Israël dit qu’il refuse l’entrée de fournitures qui pourraient être utilisées comme armes par le Hamas.
« Lors de ma visite à Gaza la semaine dernière, j’ai été témoin de la famine délibérée de près de 2 millions de civils alors que les bombardements se poursuivent », a déclaré Jan Egeland, secrétaire général du Conseil norvégien pour les réfugiés, l’un des principaux fournisseurs d’aide humanitaire. « Il n’y a presque aucune aide qui arrive à Gaza. »
Insécurité, chaos et pillages
Les vols entravent également la distribution de l’aide. L’armée et les agences humanitaires reconnaissent toutes deux que des bandes criminelles – souvent dirigées par des familles locales – pillent les camions.

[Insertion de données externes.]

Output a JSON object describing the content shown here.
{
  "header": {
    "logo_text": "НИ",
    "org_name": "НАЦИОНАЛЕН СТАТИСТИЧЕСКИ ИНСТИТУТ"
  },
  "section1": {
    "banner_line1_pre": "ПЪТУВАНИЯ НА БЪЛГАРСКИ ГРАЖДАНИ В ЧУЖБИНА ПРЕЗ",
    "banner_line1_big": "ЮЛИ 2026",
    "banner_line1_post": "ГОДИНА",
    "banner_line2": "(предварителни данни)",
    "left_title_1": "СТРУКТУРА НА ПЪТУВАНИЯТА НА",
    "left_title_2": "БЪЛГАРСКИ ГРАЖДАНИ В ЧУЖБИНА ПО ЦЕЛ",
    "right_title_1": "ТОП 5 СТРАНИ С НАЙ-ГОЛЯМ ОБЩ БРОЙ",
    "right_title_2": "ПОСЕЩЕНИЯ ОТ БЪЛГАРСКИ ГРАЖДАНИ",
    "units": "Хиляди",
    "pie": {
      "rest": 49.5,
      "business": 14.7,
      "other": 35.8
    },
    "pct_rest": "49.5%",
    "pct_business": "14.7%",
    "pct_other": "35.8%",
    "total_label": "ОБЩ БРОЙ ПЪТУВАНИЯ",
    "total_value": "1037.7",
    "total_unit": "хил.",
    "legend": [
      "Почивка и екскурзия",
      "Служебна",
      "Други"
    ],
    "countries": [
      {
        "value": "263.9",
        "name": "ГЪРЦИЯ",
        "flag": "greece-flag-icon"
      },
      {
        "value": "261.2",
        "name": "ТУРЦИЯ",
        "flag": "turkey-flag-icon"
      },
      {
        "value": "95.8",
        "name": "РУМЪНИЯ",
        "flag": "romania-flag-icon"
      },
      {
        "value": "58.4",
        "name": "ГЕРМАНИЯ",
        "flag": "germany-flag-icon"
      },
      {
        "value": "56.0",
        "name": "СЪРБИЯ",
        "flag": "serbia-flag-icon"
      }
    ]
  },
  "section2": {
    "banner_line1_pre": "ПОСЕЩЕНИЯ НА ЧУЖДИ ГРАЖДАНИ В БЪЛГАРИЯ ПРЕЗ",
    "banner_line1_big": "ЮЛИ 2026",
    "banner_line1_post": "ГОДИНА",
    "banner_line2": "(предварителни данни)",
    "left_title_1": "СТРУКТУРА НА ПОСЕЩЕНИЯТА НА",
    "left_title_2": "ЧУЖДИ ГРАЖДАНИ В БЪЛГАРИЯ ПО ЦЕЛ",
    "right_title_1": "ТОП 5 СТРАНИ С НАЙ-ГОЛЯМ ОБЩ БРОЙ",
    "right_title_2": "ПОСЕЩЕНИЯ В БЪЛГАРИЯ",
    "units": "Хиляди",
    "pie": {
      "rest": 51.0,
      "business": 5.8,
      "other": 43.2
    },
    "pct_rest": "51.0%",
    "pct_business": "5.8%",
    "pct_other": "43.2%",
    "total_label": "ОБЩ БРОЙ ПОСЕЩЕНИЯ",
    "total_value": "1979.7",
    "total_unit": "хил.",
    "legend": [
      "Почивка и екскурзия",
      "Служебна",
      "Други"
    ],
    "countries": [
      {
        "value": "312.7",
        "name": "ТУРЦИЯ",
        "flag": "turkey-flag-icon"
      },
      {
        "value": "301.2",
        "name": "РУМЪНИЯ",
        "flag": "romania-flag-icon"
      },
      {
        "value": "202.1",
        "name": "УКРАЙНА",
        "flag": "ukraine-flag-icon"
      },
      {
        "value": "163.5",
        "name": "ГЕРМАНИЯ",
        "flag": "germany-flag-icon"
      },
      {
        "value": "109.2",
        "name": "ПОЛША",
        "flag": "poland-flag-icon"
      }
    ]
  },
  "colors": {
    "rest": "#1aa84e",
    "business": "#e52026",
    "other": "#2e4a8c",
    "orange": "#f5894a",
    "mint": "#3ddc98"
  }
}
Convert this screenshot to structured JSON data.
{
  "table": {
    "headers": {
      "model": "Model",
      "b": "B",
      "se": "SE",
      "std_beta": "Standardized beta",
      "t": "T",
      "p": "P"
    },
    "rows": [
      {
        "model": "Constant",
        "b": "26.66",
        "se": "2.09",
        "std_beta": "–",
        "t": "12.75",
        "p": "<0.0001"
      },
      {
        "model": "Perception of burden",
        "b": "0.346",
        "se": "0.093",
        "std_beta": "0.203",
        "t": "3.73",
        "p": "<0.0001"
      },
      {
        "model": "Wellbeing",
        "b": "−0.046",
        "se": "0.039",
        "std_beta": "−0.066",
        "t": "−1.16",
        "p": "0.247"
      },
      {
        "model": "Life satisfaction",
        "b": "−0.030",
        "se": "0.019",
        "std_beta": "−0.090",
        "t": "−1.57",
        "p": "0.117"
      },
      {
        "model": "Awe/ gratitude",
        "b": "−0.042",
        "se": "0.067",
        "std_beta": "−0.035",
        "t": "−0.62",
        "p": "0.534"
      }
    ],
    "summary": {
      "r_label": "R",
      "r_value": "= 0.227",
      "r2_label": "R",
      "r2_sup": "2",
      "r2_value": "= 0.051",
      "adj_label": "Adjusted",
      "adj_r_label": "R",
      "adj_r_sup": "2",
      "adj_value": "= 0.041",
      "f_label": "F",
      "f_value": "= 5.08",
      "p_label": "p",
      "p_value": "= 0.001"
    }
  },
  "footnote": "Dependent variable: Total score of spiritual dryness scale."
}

Certains jours, 30 à 40 % de l’aide est volée par des criminels ou par le Hamas, estime un responsable israélien, qui a requis l’anonymat.
Selon Shani Sasson, porte-parole du COGAT, l’armée israélienne a tenté de sécuriser une partie de la route et de trouver des itinéraires alternatifs. Mais il ne peut pas accompagner tous les camions et les groupes criminels sont constamment en mouvement.
La police de Gaza a cessé de protéger les camions depuis longtemps, selon l’ONU, parce qu’Israël les visait, les considérant comme faisant partie du Hamas.